Remembering Heroes: The D-Day Secret
As the country celebrates Memorial Day, all those who died for our country are remembered. This is a story about a young man from Brooklyn who gave his life for our freedom.
Joseph Henry Frank was born in the Bushwick section of Brooklyn, one of six children. His favorite sister was his youngest, Beverley. Despite being partially blind in one eye, Joseph enlisted in the military in 1942, eager to fight for his country.
Joseph was stationed in the UK in the US Army as a quartermaster and would often write to his little sister. But one day those letters stopped, until a few months later, when Joseph's family received a notification that he was Missing in Action.
In August, another notification received saying that he was Killed in Action. Four years later, another communication came, also with no further information. He received a Purple Heart for dying in the line of duty, sacrificing his life for our freedom.
Joseph's last sibling passed away without knowing anything more about his death. Until one day a niece became curious about the Purple Heart. The circumstances didn’t make sense—there were no major battles of any kind, around the English Channel, on or around that date of Joseph's death. How did a quartermaster, blind in one eye, get killed in the line of duty?
The Hidden Tragedy of Operation Tiger
In 1944, the US and Allied Forces were in preparation to invade Nazi-held Western Europe. Exercises for the invasion were of the utmost secrecy. In the days without drones, internet, and other cyber-surveillance, a large-scale military exercise was underway. The exercises were nicknamed Operation Tiger or Exercise Tiger.
The shores of southern England, so similar to the beaches of Normandy, were filled with 23,00 Allied soldiers and ships. Simulated landings began, with ships landing onto a mock warzone. Supreme Allied Commander Dwight D. Eisenhower watched the exercises, which were not going as planned. All were hoping for a better day on April 28.
Instead, the unthinkable happened. A flotilla of eight landing ships caught the attention of Germany's “fast boats,” small boats equipped with torpedoes, which soon began firing on the American ships.
The crew on the boats were startled by the gunfire. In another sad twist of fate, British forces monitoring the seas were operating on a different radio frequency and could not communicate with the Americans. The flotilla’s main escort had returned to port for repairs, and the fleet was protected only by a 200-foot corvette.
The ships were hit by fire, burned, and sank.
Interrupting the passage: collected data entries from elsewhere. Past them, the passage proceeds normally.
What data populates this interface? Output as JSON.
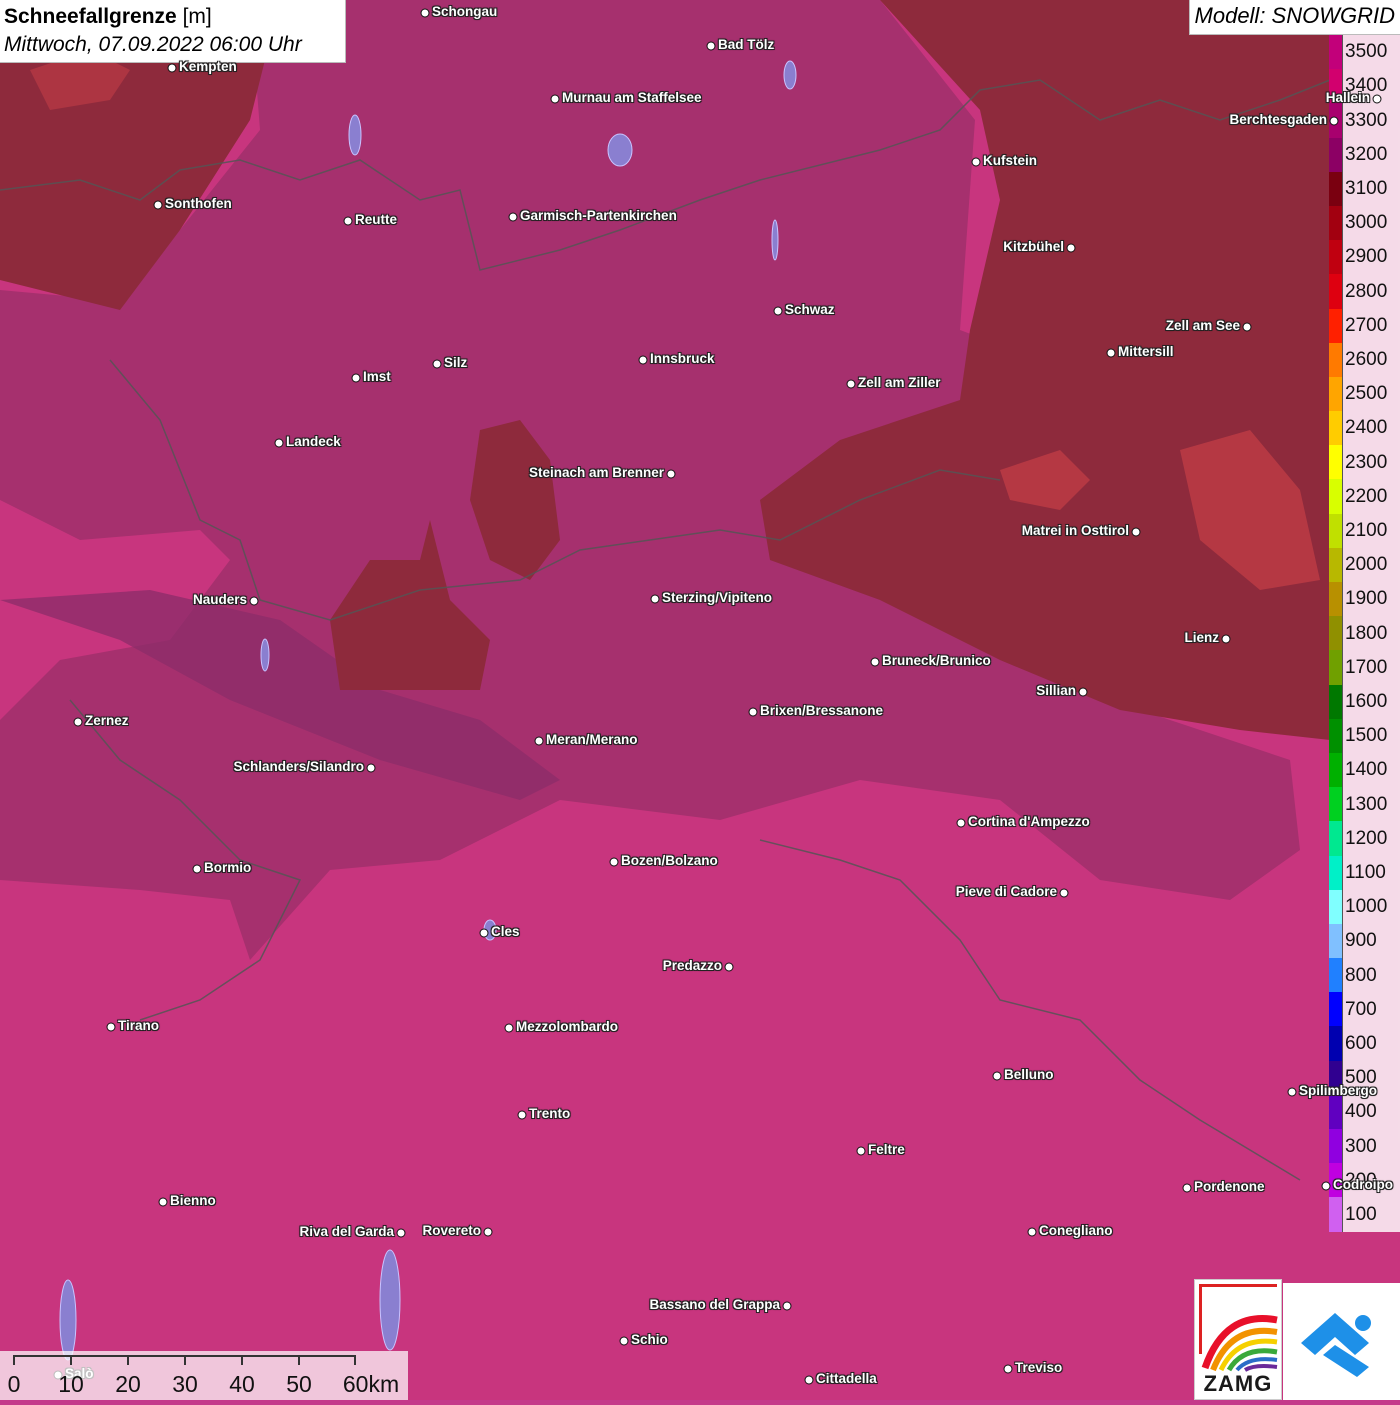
{
  "header": {
    "title_bold": "Schneefallgrenze",
    "title_unit": "[m]",
    "subtitle": "Mittwoch, 07.09.2022 06:00 Uhr",
    "model": "Modell: SNOWGRID"
  },
  "colors": {
    "zone_3300": "#a6306e",
    "zone_3100": "#8e2a3c",
    "zone_3400": "#c8357e",
    "zone_3200": "#8b2c6a",
    "zone_2800": "#c23e46"
  },
  "legend": {
    "labels": [
      "3500",
      "3400",
      "3300",
      "3200",
      "3100",
      "3000",
      "2900",
      "2800",
      "2700",
      "2600",
      "2500",
      "2400",
      "2300",
      "2200",
      "2100",
      "2000",
      "1900",
      "1800",
      "1700",
      "1600",
      "1500",
      "1400",
      "1300",
      "1200",
      "1100",
      "1000",
      "900",
      "800",
      "700",
      "600",
      "500",
      "400",
      "300",
      "200",
      "100"
    ],
    "colors": [
      "#c2007a",
      "#d2006e",
      "#a8006e",
      "#8c0064",
      "#7a0010",
      "#a20010",
      "#c00010",
      "#de0010",
      "#ff2000",
      "#ff7a00",
      "#ffa500",
      "#ffcc00",
      "#ffff00",
      "#d8ff00",
      "#c0e000",
      "#b8b800",
      "#b89000",
      "#909000",
      "#70a000",
      "#007800",
      "#009000",
      "#00b000",
      "#00d020",
      "#00e890",
      "#00f0c8",
      "#80ffff",
      "#80c0ff",
      "#2080ff",
      "#0000ff",
      "#0000b0",
      "#300090",
      "#6000c0",
      "#9000e0",
      "#c000e0",
      "#d060f0"
    ]
  },
  "scale": {
    "ticks": [
      "0",
      "10",
      "20",
      "30",
      "40",
      "50",
      "60km"
    ]
  },
  "cities": [
    {
      "name": "Schongau"
    },
    {
      "name": "Bad Tölz"
    },
    {
      "name": "Kempten"
    },
    {
      "name": "Murnau am Staffelsee"
    },
    {
      "name": "Hallein"
    },
    {
      "name": "Berchtesgaden"
    },
    {
      "name": "Kufstein"
    },
    {
      "name": "Sonthofen"
    },
    {
      "name": "Reutte"
    },
    {
      "name": "Garmisch-Partenkirchen"
    },
    {
      "name": "Kitzbühel"
    },
    {
      "name": "Schwaz"
    },
    {
      "name": "Zell am See"
    },
    {
      "name": "Mittersill"
    },
    {
      "name": "Innsbruck"
    },
    {
      "name": "Silz"
    },
    {
      "name": "Imst"
    },
    {
      "name": "Zell am Ziller"
    },
    {
      "name": "Landeck"
    },
    {
      "name": "Steinach am Brenner"
    },
    {
      "name": "Matrei in Osttirol"
    },
    {
      "name": "Nauders"
    },
    {
      "name": "Sterzing/Vipiteno"
    },
    {
      "name": "Lienz"
    },
    {
      "name": "Bruneck/Brunico"
    },
    {
      "name": "Sillian"
    },
    {
      "name": "Brixen/Bressanone"
    },
    {
      "name": "Zernez"
    },
    {
      "name": "Meran/Merano"
    },
    {
      "name": "Schlanders/Silandro"
    },
    {
      "name": "Cortina d'Ampezzo"
    },
    {
      "name": "Bozen/Bolzano"
    },
    {
      "name": "Bormio"
    },
    {
      "name": "Pieve di Cadore"
    },
    {
      "name": "Cles"
    },
    {
      "name": "Predazzo"
    },
    {
      "name": "Tirano"
    },
    {
      "name": "Mezzolombardo"
    },
    {
      "name": "Belluno"
    },
    {
      "name": "Spilimbergo"
    },
    {
      "name": "Trento"
    },
    {
      "name": "Feltre"
    },
    {
      "name": "Pordenone"
    },
    {
      "name": "Codroipo"
    },
    {
      "name": "Bienno"
    },
    {
      "name": "Riva del Garda"
    },
    {
      "name": "Rovereto"
    },
    {
      "name": "Conegliano"
    },
    {
      "name": "Bassano del Grappa"
    },
    {
      "name": "Schio"
    },
    {
      "name": "Treviso"
    },
    {
      "name": "Cittadella"
    },
    {
      "name": "Salò"
    }
  ],
  "logo": {
    "text": "ZAMG"
  }
}
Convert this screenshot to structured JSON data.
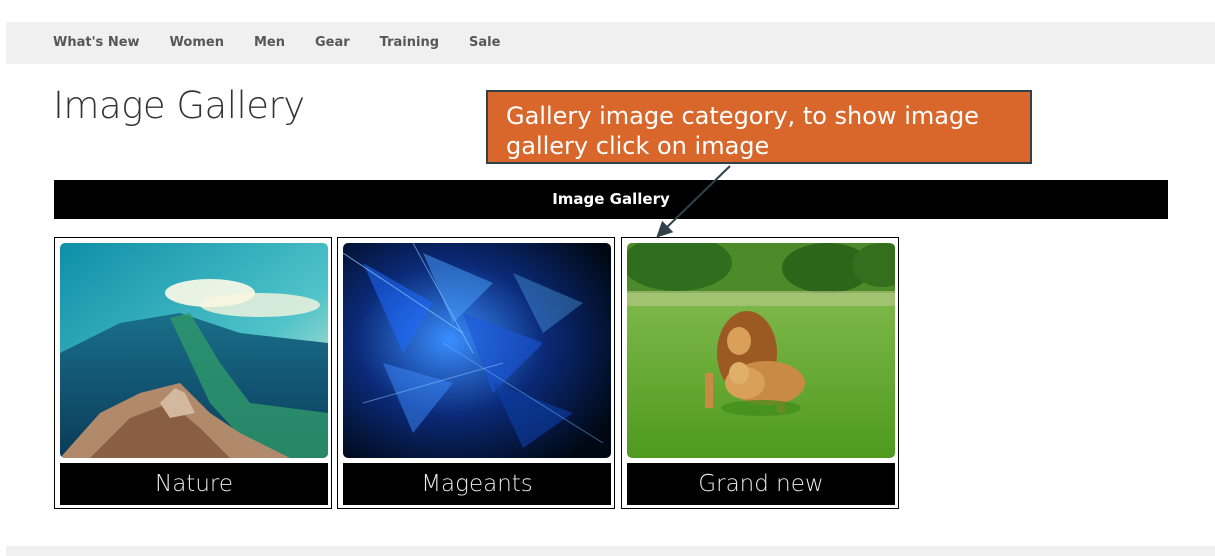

Survivors threw themselves into the frigid waters of Lyme Bay. Reports vary on how many perished that day, from 846 to approximately 1,000. These brave young men sank with the ships, drowned, or succumbed to hypothermia. Among them was my Uncle.
Fears of letting the Germans know about the upcoming invasion caused an intense need for secrecy, and the disaster was not made public. Survivors were threatened with court-martial if they spoke to anyone about the tragedy.
Operation Tiger prepared the Allies for D-Day, which led to the end of the War in Europe. And while the US military publicly acknowledged the losses from Operation Tiger in the following months, the tragedy remains a little known event. The families of those lost servicemen were not notified, and knew nothing of the magnitude of their sacrifice.
“ The attack, which happened in the midst of an Allied dress rehearsal for the Normandy landings, killed hundreds of men. Some of them succumbed to blast injuries and burns, others to drowning or hypothermia.”
I obtained my Uncle’s military file, which also made no mention of Operation Tiger. His death, along with so many others, remained shrouded in mystery—until Ken Smalls came along.
Ken Smalls was an ordinary civilian who moved to the area near Slapton Sands and began strolling the shores. One day, after a severe storm, he began to find shrapnel, bullet cases, and tunic buttons. He spoke to local residents, and they told him of live fire that took place in 1944.
Another friend told him of an object sitting on the seabed off the coast. What they found was a Sherman Tank, leading Smalls on a mission to find out exactly what happened on the shores of Slapton Sands.
Through intense research, Smalls uncovered the circumstances that led to the tragedy of Operation Tiger. He made it his mission to honor these forgotten heroes. Smalls purchased the tank from the American government, and wrote a book on the events, ”The Forgotten Dead.”
Thanks to his efforts, a memorial was finally placed on the shores of Slapton Sands, containing the names of those who perished that day, including Joseph Henry Frank.